Note that the default configuration for a port is shown below. This configuration works right out of the box for an older Solaris server with a standard RJ45 serial port.
- DCE / 9600, no parity, 8 data bits, 1 stop bit
If your server does not have an RJ45 serial port, but rather has a DB9 or DB25 serial port , you can use one of the adapters that ships with the device.
Specifically for a DB9 serial port, you use part number ADP-0000008-R (DB9F to RJ45F) and for a DB25 port use part number ADP-0000005-R (DB25F to RJ45F). Specific pin outs can be found in Appendix F in the PDF below.
http://www.thinklogical.com/sites/default/files/secure-console-server-manual.pdf
To change the label or description on a port you use the stty command as shown below. In this example I am changing the “name” of port 2 to fatmin.
[root@scs01 ports]#stty –name=fatmin -F /lsi/ports/port2
Note that the default port name is going to be port<N>. You must know the current name of a port to change it. Check /lsi/ports for a list of all ports and their names (aliases).
The SCS has the ability to “listen” and “record” console messages that are sent via serial to the device. Each tty has a port buffer that can hold a maximum of 256k of data. The SCS can write console messages to this port buffer for the purpose of historical troubleshooting.

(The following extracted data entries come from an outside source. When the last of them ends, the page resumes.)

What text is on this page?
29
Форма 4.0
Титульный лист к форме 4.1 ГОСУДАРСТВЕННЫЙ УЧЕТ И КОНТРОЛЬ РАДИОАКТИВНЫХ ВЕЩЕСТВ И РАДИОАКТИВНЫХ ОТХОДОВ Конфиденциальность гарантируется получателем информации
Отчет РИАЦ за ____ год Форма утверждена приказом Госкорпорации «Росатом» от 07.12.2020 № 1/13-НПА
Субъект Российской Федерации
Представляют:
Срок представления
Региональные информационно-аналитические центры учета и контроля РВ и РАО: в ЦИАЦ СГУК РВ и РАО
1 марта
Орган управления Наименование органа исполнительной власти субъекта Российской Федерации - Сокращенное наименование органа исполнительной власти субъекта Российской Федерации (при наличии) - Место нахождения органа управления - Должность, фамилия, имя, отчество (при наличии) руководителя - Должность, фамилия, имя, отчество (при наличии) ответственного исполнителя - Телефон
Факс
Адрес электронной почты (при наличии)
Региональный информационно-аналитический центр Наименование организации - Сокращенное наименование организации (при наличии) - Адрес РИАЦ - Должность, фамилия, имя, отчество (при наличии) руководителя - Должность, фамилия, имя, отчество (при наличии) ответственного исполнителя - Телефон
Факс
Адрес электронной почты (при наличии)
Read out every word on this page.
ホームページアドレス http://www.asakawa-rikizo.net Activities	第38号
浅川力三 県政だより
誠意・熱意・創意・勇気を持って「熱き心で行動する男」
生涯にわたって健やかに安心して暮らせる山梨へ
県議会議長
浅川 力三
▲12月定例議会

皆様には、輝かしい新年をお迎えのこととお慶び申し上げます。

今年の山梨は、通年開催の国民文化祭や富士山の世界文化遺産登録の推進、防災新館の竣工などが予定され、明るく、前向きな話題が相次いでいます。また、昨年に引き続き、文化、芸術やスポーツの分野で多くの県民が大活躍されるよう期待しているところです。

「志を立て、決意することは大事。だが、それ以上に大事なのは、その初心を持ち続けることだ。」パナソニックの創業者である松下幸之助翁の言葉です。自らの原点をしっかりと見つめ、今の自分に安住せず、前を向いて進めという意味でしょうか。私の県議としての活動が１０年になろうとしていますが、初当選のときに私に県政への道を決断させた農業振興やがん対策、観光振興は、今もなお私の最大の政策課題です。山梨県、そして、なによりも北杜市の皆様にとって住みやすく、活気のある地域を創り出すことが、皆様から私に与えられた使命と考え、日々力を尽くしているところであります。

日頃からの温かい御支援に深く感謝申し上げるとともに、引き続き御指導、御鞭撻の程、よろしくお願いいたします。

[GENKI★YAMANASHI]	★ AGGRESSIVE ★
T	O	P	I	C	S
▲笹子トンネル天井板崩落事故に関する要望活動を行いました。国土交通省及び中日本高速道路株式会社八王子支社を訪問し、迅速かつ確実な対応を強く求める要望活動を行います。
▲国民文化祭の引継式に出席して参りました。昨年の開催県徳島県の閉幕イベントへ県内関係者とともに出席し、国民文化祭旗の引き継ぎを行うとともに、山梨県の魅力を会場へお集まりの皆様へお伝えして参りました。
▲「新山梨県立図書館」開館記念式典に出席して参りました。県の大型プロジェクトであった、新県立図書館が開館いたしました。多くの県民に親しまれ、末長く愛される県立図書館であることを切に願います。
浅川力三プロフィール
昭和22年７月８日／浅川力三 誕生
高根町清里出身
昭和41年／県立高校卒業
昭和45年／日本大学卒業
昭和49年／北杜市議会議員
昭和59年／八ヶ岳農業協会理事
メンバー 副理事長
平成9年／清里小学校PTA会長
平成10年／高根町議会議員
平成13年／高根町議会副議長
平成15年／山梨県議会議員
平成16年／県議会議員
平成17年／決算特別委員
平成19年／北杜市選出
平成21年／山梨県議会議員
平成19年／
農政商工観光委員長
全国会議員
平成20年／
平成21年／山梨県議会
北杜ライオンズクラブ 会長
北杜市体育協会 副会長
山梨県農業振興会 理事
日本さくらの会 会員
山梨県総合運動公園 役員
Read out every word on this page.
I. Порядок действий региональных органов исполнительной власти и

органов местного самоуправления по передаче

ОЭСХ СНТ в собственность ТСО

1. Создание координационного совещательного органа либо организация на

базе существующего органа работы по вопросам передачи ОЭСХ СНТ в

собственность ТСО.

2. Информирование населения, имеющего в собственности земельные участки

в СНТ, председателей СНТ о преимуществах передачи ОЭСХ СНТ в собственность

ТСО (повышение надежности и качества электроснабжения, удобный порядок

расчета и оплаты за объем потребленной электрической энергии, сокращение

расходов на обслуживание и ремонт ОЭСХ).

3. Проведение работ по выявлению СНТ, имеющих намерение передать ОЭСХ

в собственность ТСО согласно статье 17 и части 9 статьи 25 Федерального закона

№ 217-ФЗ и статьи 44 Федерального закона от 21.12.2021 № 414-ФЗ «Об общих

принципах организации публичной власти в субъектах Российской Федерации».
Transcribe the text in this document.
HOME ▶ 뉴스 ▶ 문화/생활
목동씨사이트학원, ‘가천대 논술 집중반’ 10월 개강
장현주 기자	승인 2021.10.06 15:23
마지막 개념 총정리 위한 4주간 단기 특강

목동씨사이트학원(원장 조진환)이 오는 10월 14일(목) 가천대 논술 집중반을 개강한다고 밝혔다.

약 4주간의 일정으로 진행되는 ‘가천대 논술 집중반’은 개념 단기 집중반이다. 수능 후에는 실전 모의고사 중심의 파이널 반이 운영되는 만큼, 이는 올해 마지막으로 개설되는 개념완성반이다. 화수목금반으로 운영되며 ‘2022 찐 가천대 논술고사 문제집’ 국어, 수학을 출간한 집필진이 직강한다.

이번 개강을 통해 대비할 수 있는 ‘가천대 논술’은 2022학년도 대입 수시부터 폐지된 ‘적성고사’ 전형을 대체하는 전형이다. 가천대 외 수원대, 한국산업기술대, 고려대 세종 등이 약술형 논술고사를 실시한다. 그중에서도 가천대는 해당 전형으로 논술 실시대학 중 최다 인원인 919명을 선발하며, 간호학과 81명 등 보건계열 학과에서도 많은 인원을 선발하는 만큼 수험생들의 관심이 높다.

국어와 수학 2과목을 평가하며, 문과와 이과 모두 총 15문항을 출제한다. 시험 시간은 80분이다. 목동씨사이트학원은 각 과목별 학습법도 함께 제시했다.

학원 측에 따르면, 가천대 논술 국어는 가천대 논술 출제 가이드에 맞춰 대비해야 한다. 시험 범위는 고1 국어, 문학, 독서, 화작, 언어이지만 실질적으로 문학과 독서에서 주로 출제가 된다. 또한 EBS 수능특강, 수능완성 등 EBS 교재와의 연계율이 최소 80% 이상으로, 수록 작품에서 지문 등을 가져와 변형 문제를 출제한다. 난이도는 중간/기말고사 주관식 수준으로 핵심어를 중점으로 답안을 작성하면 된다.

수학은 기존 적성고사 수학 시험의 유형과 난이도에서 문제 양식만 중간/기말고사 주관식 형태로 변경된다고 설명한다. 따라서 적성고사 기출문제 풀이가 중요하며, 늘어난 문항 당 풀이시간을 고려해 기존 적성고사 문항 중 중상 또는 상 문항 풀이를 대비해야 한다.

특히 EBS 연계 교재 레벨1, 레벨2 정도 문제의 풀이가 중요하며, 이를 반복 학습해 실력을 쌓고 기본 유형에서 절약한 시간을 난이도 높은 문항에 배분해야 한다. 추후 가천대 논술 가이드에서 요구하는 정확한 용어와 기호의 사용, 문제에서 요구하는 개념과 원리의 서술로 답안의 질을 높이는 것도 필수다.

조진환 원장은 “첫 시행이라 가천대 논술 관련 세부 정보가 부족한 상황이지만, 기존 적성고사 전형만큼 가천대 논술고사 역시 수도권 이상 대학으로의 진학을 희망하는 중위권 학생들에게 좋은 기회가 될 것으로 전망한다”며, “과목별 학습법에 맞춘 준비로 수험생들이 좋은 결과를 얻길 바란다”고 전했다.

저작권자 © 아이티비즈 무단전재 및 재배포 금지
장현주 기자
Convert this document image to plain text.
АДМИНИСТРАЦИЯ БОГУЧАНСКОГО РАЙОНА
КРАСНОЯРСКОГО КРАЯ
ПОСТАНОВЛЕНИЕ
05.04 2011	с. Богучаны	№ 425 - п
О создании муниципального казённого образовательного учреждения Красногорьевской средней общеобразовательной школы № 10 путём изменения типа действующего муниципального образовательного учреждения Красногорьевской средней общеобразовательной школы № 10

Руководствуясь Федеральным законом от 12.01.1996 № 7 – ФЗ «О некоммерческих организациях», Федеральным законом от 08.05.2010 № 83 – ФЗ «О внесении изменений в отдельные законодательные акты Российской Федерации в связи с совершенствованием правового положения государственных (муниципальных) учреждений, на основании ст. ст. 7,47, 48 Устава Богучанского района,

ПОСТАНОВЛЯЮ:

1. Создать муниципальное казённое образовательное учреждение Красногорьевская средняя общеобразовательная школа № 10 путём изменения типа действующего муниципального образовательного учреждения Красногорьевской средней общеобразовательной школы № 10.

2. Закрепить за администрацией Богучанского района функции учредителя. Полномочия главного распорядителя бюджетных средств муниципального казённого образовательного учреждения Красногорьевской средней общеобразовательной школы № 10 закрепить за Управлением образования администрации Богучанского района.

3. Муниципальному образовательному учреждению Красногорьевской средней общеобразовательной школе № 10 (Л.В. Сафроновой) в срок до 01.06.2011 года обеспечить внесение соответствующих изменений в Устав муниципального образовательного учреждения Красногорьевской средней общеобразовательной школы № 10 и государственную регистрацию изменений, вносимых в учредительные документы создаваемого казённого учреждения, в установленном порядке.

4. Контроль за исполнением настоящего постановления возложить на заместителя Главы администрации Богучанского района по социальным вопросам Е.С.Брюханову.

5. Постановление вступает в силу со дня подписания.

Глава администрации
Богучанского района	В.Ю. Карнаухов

Even if you were not on the console of a server to catch the error that was related to the 3am crash of your server, you can still check your port buffers to see if this information. Note that all port buffers are stored in memory, so they are lost when the SCS is rebooted.
You can view a port’s buffer with one of the with the less command or the cat command. So in this case my port is now called /lsi/ports/fatmin
So in this case – I run the command below
[root@sc01 ports]# cat buf_fatmin
Connecting to a Device Via the SCS Console Server
Ok so now lets connect to a device via the SCS. There are a few ways that you can do this. In this instance we are going to ssh directly to the tty of our choosing. Note that in this example our SCS has the IP address of 10.1.0.55 and we want to connect to the port with the label of “fatmin”
$ ssh root@10.1.0.55 -t connect fatmin
We also have the option of connecting via ssh directly to the scs and the running the connect command to connect to the port
[root@scs01 log]# connect 2
Entering Interactive mode on port #2 (2)
Getting Familiar with the LSI Commands
As stated previously, your SCS is pretty much a Linux machine, and its very easy to configure because of this. I personally was able to apply many of my standard OS hardening settings to the SCS. That being said there are several commands available for use that are specific to the SCS. You can review these via running the man command as shown below. Note that LSI somehow stands for “Logical Solutions Secure Console Server”.
To view a list of user commands…
# man 1 lsi
To view a list of LSI created or managed files…
# man 5 lsi
To view a list of built in system command…
# man 8 lsi
Note that I am just getting started with this device, so expect this article to be updated from time to time. If I feel the need to create another article on the Thinklogical SCS I will link to it here as well.